2 pensieri su “Il giardino nell’antico Egitto

  1. Valter dice:

    Non sono riuscito a trovare la pianta della salvia egiziana , da loro chiamata marmaria, voi ne avete notizie . Grazie gradirei un vostro parere. Buon proseguimento.

    • Codiferro dice:

      L’unica notizia che ho in merito alla cosidetta Salvia egiziana si riferisce al bardaqūsh, il cui nome scientifico è Salvia aegyptiaca, comunemente conosciuta come salvia egiziana. Si tratta di è una pianta aromatica, appartenente alla famiglia Lamiaceae. Questa specie di salvia si presenta in forma arbustiva, con steli principali legnosi alla base e numerose ramificazioni. I giovani rametti sono coperti da una sottile peluria. Questa pianta produce fiori di colore violetto, con forma simile a quella di una piccola campana, anch’essi lanuginosi. Ha foglie assottigliate di forma ellittica e allungate. Il bardaqūsh è una pianta rustica e resistente che riesce a sopravvivere anche per alcuni anni in condizioni di mancanza di acqua. Il suo habitat naturale è costituito da terreni secchi, ricchi di pietrosi, che si trovano principalmente ai piedi delle colline.

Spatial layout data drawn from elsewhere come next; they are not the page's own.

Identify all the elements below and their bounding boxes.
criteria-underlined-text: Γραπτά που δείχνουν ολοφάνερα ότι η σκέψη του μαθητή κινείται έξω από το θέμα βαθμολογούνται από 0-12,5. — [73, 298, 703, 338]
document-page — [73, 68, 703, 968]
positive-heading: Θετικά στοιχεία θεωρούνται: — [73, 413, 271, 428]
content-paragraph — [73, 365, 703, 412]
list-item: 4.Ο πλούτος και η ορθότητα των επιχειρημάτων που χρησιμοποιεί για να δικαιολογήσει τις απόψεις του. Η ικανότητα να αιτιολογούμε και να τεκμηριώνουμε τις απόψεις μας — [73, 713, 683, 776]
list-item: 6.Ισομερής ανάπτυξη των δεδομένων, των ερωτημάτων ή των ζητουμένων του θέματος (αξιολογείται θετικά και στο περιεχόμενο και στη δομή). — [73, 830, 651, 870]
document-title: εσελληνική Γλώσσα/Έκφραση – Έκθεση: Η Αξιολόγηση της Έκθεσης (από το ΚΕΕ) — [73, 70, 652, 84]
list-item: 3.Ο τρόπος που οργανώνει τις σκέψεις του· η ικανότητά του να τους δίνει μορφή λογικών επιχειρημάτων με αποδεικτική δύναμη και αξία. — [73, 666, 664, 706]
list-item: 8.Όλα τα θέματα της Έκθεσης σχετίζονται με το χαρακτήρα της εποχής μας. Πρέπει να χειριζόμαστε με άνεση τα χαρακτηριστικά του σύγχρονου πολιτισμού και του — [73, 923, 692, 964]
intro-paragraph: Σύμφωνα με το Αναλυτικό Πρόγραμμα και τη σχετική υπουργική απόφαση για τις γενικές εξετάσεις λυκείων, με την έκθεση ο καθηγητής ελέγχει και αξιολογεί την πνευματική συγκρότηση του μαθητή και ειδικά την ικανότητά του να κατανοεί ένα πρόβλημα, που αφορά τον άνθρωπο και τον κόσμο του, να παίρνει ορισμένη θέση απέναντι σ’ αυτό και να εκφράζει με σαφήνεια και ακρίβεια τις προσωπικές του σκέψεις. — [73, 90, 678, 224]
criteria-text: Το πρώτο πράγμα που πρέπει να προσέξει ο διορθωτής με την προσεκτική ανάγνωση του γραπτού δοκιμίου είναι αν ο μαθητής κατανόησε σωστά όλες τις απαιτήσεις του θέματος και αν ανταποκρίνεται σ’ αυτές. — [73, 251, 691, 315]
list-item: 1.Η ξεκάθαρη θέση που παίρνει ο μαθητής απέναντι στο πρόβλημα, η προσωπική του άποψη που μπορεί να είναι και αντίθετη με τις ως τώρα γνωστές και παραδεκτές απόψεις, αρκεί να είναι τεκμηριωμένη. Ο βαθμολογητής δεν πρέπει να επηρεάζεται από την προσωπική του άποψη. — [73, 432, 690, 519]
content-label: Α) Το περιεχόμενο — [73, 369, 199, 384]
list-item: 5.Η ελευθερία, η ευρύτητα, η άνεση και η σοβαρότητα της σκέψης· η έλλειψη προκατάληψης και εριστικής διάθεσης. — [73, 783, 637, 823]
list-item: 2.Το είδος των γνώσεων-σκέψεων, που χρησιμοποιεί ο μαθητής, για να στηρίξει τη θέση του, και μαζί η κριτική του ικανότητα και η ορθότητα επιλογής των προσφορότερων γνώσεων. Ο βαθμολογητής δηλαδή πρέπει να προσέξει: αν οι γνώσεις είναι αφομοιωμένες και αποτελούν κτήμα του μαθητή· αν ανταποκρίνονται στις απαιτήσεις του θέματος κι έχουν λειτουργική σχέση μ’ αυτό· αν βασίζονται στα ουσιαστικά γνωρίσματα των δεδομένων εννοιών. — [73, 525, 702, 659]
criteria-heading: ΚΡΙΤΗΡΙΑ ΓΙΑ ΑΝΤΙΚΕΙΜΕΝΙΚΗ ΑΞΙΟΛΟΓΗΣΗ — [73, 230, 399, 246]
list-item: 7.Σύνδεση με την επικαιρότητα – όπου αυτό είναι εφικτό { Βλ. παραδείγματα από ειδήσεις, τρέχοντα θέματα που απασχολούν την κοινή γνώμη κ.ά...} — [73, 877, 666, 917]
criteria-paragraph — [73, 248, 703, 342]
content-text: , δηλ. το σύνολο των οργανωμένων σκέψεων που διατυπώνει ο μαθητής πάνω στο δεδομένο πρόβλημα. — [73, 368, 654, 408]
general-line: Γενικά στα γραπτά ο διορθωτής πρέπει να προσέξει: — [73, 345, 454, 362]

      E’ facile da trovare nella regione del Sinai, nella quale viene spesso impiegata come spezia per il condimento di molte pietanze o come ingrediente di una tisana utile alla cura del raffreddore, della tosse e di altre patologie delle vie respiratorie. L’estratto che viene ricavato dalla pianta ha notevoli proprietà antibatteriche e antiossidanti.

      Poichè è molto sfruttata, questa pianta in ambienti naturali rischia di scomparire.